Faith is Measured by Your Pleasure

In our Rebel-Righteous-Rescued series, we’re discovering that the parable of the prodigal son isn’t a story about a good son and a bad son. It’s a story about two bad sons – an obvious rebel who comes to realize he needs his father’s grace, and a self-righteous rebel who doesn’t. An outward rebel who learns to enjoy his dad more than his dad’s stuff, and an inward rebel who doesn’t.

It turns out that your faith is not measured by what you do in life as much as it is by your enjoyment of the life God’s given you. That’s exactly what Jon Bloom says:

No one puts it as bluntly as Blaise Pascal in his Pensées:

All men seek happiness. This is without exception. Whatever different means they employ, they all tend to this end. The cause of some going to war, and of others avoiding it, is the same desire in both, attended with different views. The will never takes the least step but to this object. This is the motive of every action of every man, even of those who hang themselves.

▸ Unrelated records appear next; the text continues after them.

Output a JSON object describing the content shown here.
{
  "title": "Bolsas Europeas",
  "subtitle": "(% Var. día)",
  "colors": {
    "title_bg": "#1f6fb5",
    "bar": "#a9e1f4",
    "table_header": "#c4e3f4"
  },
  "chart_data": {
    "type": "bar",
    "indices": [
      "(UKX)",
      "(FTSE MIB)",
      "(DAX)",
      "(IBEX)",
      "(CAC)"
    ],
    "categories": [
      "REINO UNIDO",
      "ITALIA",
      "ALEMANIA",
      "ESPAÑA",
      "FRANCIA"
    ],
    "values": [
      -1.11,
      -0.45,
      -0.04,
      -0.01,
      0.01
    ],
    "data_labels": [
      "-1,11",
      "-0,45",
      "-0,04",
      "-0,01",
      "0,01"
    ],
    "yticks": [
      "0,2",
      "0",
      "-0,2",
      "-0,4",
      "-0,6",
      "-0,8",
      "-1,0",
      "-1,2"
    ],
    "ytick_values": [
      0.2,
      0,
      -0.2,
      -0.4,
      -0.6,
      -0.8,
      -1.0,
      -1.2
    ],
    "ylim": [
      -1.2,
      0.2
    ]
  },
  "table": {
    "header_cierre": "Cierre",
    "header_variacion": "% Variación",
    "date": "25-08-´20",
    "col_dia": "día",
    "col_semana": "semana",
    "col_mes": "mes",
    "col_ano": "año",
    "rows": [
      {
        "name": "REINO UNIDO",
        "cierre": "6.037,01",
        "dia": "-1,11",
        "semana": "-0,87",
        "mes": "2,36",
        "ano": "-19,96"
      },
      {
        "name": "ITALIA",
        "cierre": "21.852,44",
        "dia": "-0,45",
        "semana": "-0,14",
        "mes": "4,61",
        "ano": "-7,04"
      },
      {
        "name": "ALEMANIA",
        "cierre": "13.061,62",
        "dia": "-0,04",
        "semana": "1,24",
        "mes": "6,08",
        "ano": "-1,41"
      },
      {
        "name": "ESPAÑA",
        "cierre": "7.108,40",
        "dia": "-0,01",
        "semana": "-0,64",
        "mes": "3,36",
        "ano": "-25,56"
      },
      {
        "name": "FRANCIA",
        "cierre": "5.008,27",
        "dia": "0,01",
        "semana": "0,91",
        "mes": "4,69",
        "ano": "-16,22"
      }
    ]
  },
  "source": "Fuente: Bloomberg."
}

There you are. Warrior, pacifist, suicide, sluggard, workaholic; if you’re a human, you’re a hedonist. You can try to deny it, but you can’t change it.

If you want to try your hand at stoicism, forget the Bible. It has little for you. Scripture does not support the idea that our motives are more pure the less we are pursuing our own joy. Nope. In fact, according to the Bible, unless we are pursuing our happiness we cannot even come to God: “for whoever would draw near to God must believe that he exists and that he rewards those who seek him” (Hebrews 11:6).

God blatantly entices us to seek happiness, joy, pleasure (whatever you want to call it) in him with verses like this: “Delight yourself in the Lord, and he will give you the desires of your heart” (Psalm 37:4), and “in his presence is fullness of joy, and at his right hand are pleasures forevermore” (Psalm 16:11). We’re supposed to want pleasure.

Why does God want us to want pleasure? Because it is a crucial indicator. Pleasure is the meter in your heart that measures how valuable, how precious someone or something is to you. Pleasure is the measure of your treasure.